A ballistic missile target was air-launched by a U.S. Air Force C-17 over the Pacific Ocean north of Hawaii. A THAAD weapon system located at PSCA in Kodiak, Alaska, detected, tracked, and intercepted the target. Preliminary indications are that planned flight test objectives were achieved and the threat-representative, intermediate-range ballistic missile (IRBM) target was successfully intercepted by the THAAD weapon system.

According to the Agency, personnel involved in the test were not notified of the target’s launch time to partially simulate combat conditions. Soldiers from the U.S. Army’s 11th Air Defense Artillery Brigade reportedly “conducted launcher, fire control, and radar operations using the same procedures they would use in an actual combat scenario,” according to the Agency.

This latest test of the THAAD system follows a failed test of the SM-3 Block IIA interceptor against a medium-range ballistic missile (MRBM) target in June and a successful test of the Ground-Based Midcourse Defense (GMD) system against an intercontinental ballistic missile (ICBM) in May.

Though these tests have roughly coincided with a period of heavy North Korean ballistic missile testing, including last week’s North Korean launch of an ICBM for the first time, the Agency had been scheduled to carry out these tests in the 2017 fiscal year for some time.

The United States deployed two THAAD launchers in South Korea in early May and four more are pending deployment following an environmental assessment by the current South Korean government.

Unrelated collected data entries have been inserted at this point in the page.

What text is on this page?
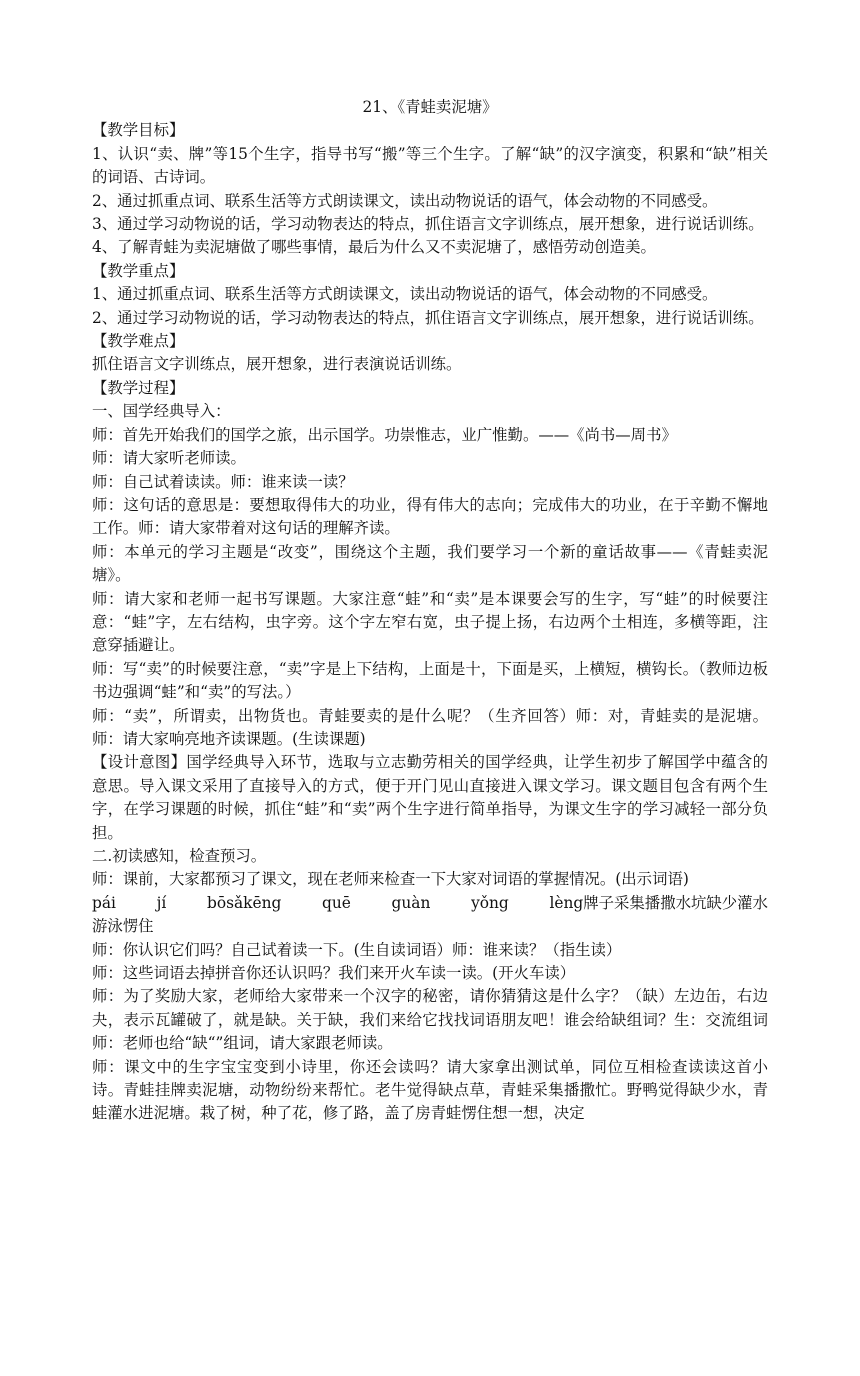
21、《青蛙卖泥塘》

【教学目标】

1、认识“卖、牌”等15个生字，指导书写“搬”等三个生字。了解“缺”的汉字演变，积累和“缺”相关的词语、古诗词。

2、通过抓重点词、联系生活等方式朗读课文，读出动物说话的语气，体会动物的不同感受。

3、通过学习动物说的话，学习动物表达的特点，抓住语言文字训练点，展开想象，进行说话训练。

4、了解青蛙为卖泥塘做了哪些事情，最后为什么又不卖泥塘了，感悟劳动创造美。

【教学重点】

1、通过抓重点词、联系生活等方式朗读课文，读出动物说话的语气，体会动物的不同感受。

2、通过学习动物说的话，学习动物表达的特点，抓住语言文字训练点，展开想象，进行说话训练。

【教学难点】

抓住语言文字训练点，展开想象，进行表演说话训练。

【教学过程】

一、国学经典导入：

师：首先开始我们的国学之旅，出示国学。功崇惟志，业广惟勤。——《尚书—周书》

师：请大家听老师读。

师：自己试着读读。师：谁来读一读？

师：这句话的意思是：要想取得伟大的功业，得有伟大的志向；完成伟大的功业，在于辛勤不懈地工作。师：请大家带着对这句话的理解齐读。

师：本单元的学习主题是“改变”，围绕这个主题，我们要学习一个新的童话故事——《青蛙卖泥塘》。

师：请大家和老师一起书写课题。大家注意“蛙”和“卖”是本课要会写的生字，写“蛙”的时候要注意：“蛙”字，左右结构，虫字旁。这个字左窄右宽，虫子提上扬，右边两个土相连，多横等距，注意穿插避让。

师：写“卖”的时候要注意，“卖”字是上下结构，上面是十，下面是买，上横短，横钩长。（教师边板书边强调“蛙”和“卖”的写法。）

师：“卖”，所谓卖，出物货也。青蛙要卖的是什么呢？（生齐回答）师：对，青蛙卖的是泥塘。师：请大家响亮地齐读课题。(生读课题)

【设计意图】国学经典导入环节，选取与立志勤劳相关的国学经典，让学生初步了解国学中蕴含的意思。导入课文采用了直接导入的方式，便于开门见山直接进入课文学习。课文题目包含有两个生字，在学习课题的时候，抓住“蛙”和“卖”两个生字进行简单指导，为课文生字的学习减轻一部分负担。

二.初读感知，检查预习。

师：课前，大家都预习了课文，现在老师来检查一下大家对词语的掌握情况。(出示词语)

pái	jí	bōsǎkēng	quē	guàn	yǒng	lèng牌子采集播撒水坑缺少灌水

游泳愣住

师：你认识它们吗？自己试着读一下。(生自读词语）师：谁来读？（指生读）

师：这些词语去掉拼音你还认识吗？我们来开火车读一读。(开火车读）

师：为了奖励大家，老师给大家带来一个汉字的秘密，请你猜猜这是什么字？（缺）左边缶，右边夬，表示瓦罐破了，就是缺。关于缺，我们来给它找找词语朋友吧！谁会给缺组词？生：交流组词师：老师也给“缺“”组词，请大家跟老师读。

师：课文中的生字宝宝变到小诗里，你还会读吗？请大家拿出测试单，同位互相检查读读这首小诗。青蛙挂牌卖泥塘，动物纷纷来帮忙。老牛觉得缺点草，青蛙采集播撒忙。野鸭觉得缺少水，青蛙灌水进泥塘。栽了树，种了花，修了路，盖了房青蛙愣住想一想，决定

The current THAAD site in South Korea, in Seongju county, 300 kilometers southeast of Seoul, would allow the system to defend the southern part of the Korean peninsula. Lt. Gen. Thomas S. Vandal, commander of the United States Eighth Army in South Korea, said that the system would provide coverage to more than 10 million South Koreans.

THAAD missiles use hit-to-kill interceptors to destroy incoming projectiles at a high altitude in the terminal stages of their flight. This means that the physical positioning of THAAD batteries and the orientation of the system’s accompanying AN/TPY-2 X-band radar constrains the coverage range. In the South Korean case, North Korea may be able to defeat THAAD by firing submarine-launched ballistic missiles from an unfavorable angle.

THAAD continues to have no ability to intercept ICBMs. Its proven IRBM intercept also does not mean that the South Korea-based THAAD interceptor could destroy North Korean IRBMs in midcourse flight over the Pacific.